Slower contractions allow the best stimulus for more strength and size. The negative phase of any exercise, absent on most of the Olympic lifts, generates more tension as well.

The force-velocity relationship makes it clear that moving slowly and lowering loads generates tension best. Tension is the squeeze you feel when a muscle contracts and is the main stimulus for muscle growth.

  • They encourage bad mechanics.

The initial pull of many Olympic lifts leads to hypertension of the spine. Any deviation from a neutral spine that represents good posture can harm your lower back. Good training should never require your joints to enter unusual positions.

Several lifts also require overhead movements. These cause shoulder impingement. They also allow for extreme internal and external rotation which further damages the shoulder.

They often require great flexibility. Both too much flexibility and not enough both can bring problems. Anything away from a moderate amount of flexibility can lead to joint problems.

  • They are non-specific for athletes.

Strength training should be general. Only the strength gained from an exercise transfers to other movements. Power cleans only make you better at power cleans, not vertical jumping or sprinting.

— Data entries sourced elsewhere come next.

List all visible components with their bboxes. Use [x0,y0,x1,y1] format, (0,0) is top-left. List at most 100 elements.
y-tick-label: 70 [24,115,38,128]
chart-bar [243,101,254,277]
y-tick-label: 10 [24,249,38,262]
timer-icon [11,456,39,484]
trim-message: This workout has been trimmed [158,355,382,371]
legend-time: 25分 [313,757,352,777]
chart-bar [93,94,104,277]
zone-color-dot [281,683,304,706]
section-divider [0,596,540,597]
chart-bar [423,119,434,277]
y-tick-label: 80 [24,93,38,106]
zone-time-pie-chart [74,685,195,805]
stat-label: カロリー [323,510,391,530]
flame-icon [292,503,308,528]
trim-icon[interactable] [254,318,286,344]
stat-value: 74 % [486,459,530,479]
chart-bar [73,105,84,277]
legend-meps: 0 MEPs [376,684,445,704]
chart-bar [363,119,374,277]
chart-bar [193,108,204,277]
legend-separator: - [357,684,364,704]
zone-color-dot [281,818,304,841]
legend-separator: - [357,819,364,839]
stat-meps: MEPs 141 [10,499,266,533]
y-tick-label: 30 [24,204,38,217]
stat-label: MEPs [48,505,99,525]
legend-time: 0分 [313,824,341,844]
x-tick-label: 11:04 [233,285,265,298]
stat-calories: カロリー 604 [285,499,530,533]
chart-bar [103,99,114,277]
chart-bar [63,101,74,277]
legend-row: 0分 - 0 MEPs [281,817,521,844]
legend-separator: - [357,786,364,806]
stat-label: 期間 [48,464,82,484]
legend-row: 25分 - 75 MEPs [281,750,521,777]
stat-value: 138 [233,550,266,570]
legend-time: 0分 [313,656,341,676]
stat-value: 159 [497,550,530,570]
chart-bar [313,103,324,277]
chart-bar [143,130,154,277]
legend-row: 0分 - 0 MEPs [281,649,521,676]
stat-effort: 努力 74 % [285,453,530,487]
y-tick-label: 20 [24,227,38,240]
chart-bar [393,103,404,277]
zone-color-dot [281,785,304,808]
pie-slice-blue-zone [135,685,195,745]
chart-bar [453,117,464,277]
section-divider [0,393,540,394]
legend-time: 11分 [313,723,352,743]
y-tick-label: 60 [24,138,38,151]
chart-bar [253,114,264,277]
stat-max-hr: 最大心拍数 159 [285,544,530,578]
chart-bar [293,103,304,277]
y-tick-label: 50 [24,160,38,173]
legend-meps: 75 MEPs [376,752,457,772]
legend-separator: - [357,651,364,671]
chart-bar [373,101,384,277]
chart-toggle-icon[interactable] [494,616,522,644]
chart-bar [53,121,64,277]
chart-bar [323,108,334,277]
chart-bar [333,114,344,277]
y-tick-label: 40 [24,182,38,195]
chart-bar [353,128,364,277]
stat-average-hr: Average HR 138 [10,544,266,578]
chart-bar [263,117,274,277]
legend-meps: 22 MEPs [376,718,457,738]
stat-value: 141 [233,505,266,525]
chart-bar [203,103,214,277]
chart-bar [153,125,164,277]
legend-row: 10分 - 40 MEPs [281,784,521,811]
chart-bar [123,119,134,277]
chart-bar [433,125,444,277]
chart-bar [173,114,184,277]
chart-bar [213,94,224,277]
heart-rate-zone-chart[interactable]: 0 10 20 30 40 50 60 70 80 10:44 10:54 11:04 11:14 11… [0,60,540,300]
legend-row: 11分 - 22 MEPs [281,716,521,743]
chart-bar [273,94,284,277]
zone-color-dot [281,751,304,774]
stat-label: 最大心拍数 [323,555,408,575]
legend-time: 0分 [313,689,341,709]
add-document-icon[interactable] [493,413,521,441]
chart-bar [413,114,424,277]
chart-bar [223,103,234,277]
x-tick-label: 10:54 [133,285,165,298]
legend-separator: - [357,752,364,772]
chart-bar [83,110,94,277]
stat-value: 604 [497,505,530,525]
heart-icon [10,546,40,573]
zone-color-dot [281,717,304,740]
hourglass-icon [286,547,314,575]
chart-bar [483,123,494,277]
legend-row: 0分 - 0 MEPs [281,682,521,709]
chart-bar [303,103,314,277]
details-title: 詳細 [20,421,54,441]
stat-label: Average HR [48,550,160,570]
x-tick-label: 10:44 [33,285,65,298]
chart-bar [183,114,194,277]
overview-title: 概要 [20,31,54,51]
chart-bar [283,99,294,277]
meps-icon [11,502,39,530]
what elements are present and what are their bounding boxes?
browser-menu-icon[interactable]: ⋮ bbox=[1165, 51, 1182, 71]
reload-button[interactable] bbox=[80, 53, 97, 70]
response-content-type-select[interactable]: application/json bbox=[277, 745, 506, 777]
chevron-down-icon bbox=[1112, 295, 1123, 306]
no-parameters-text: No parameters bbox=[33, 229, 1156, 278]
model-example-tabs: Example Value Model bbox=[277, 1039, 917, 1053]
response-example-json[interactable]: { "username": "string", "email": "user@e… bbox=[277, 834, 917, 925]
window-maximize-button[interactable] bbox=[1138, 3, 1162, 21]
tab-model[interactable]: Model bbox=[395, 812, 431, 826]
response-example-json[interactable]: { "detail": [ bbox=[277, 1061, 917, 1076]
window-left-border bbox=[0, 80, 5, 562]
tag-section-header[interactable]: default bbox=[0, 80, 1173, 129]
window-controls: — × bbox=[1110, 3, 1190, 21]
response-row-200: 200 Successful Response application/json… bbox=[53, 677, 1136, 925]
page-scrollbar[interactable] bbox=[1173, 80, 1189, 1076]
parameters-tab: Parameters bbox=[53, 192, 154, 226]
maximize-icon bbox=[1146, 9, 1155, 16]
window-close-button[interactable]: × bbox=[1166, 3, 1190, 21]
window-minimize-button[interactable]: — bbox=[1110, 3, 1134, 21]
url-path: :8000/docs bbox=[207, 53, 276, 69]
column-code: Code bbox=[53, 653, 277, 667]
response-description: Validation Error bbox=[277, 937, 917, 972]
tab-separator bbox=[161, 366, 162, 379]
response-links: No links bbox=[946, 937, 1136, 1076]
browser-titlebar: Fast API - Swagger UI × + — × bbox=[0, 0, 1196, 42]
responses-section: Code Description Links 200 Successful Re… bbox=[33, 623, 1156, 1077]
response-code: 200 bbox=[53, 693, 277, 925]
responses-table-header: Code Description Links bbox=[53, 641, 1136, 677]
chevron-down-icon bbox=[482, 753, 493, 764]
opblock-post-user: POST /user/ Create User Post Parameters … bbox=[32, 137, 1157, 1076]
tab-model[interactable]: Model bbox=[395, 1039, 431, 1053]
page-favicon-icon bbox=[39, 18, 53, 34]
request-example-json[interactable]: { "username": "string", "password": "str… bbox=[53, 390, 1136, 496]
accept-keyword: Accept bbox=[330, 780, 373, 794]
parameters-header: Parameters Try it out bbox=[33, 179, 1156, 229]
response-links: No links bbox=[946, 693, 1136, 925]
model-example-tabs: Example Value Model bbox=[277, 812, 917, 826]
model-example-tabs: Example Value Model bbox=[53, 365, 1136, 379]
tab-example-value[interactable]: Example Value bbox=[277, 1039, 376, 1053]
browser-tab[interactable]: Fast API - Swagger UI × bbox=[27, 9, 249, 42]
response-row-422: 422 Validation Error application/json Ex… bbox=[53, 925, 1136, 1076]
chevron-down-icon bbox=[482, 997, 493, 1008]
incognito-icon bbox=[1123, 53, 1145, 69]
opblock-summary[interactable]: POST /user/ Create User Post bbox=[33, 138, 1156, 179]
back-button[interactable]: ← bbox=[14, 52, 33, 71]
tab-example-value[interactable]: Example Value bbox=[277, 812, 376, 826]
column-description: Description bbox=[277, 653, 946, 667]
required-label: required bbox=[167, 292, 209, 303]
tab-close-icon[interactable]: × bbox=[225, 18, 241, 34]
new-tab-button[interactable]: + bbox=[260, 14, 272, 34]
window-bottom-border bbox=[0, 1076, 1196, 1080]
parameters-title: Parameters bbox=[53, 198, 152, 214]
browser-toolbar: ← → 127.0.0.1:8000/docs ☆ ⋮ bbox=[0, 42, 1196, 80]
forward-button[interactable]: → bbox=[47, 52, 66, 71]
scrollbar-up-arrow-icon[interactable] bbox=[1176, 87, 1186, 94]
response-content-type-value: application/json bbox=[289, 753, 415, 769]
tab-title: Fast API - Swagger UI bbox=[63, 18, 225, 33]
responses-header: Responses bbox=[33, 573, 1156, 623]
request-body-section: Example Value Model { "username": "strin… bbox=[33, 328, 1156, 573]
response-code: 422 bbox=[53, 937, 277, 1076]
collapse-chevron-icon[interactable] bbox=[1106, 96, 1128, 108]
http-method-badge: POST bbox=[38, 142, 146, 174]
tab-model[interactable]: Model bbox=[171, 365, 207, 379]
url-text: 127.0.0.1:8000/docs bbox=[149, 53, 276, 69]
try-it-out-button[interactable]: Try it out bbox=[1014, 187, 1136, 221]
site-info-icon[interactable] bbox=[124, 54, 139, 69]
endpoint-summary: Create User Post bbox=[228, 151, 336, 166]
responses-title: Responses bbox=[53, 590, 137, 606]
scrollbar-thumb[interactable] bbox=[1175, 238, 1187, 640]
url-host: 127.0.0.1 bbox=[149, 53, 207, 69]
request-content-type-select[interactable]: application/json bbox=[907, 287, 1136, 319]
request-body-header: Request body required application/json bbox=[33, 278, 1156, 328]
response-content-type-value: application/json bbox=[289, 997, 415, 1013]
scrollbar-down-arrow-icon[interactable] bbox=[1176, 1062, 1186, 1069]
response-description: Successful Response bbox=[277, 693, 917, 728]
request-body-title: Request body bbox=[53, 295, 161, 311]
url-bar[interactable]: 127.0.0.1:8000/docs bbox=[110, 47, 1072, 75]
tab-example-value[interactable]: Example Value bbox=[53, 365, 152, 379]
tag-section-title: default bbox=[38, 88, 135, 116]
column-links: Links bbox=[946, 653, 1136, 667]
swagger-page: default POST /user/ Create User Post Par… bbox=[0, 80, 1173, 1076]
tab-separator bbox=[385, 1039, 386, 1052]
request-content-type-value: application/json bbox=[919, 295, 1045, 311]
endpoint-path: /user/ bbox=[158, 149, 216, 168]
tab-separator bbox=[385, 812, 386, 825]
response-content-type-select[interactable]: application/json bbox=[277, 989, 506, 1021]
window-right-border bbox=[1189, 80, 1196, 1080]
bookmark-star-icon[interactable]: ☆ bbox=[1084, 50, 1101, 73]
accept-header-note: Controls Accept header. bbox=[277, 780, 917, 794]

Skills either have a positive, neutral, or negative transfer.

Positive transfer occurs when prior learning assists your skills. Negative transfer occurs when prior learning hampers your skills. Neutral transfer indicates no connection between past and new skills. Mimicking skills with weights can lead to negative transfer.

A baseball player that swings with a weighted bat changes their mechanics. The steps of the swing alter slightly and this can throw off coordination when returning to the real movement.

They should have developed their power instead by training the relevant muscles heavily and then just jumping and swinging at full speed. The time spent trying to imitate a specific skill in the weight room would have been better spent in practice.

Training with heavy weights builds up the exact fast-twitch muscle fibers most responsible for speed. Rate of force development increases with fast movements though, so you do need to practice your skill.

Explosiveness comes from practicing specific motions fast, not through Olympic lifting.

  • They rely on too much skill.

Never combine a high skill component with heavy weights. Getting strong should rely on simple exercises to allow the greatest intensity.

Even the advanced weightlifters struggle with mastery. They devote years to training everyday and still get hurt.

The exercises remain dangerous no matter what rep range you use as well.

  • Better options exist.

Olympic weightlifting overloads no specific muscles.

The lower body gets understimulated. Imagine, for example, someone performing a squat followed by a curl. The weight possible with the legs would far exceed what the arms could ever handle.

The Olympic lifts have the same issue. A squat, row, and bench press would develop each muscle used better than a power clean ever could.

Any heavy weight can build muscle somewhere though. There is no doubt that Olympic lifting can develop tremendous strength while improving power. Safer and more effective options exist though, so it makes little sense to accept the risks.

Remove the Olympic Lifts

Olympic weightlifters are powerful because they have the right genetics, train hard, practice long, and often take drugs that aid performance. The training itself has no unique benefits.

Avoid trying to mimic the training of the elite. Playing basketball fails to make you taller.

Experts that support these lifts will frequently mention the low injury rates in Olympic lifting. We will not hear much to the contrary though since the survivors continue. Those that hurt themselves fail to return, usually placing blame instead on themselves.

There seems little incentive for honest self-reporting. Chat with any doctor at a big hospital about the injuries they see from explosive lifting.

No compromise should take place here. Remove them. Work on speed, if needed, by practicing your sport.

Lift weights sensibly to get strong, muscular, and improve your potential for speed without the Olympic lifts.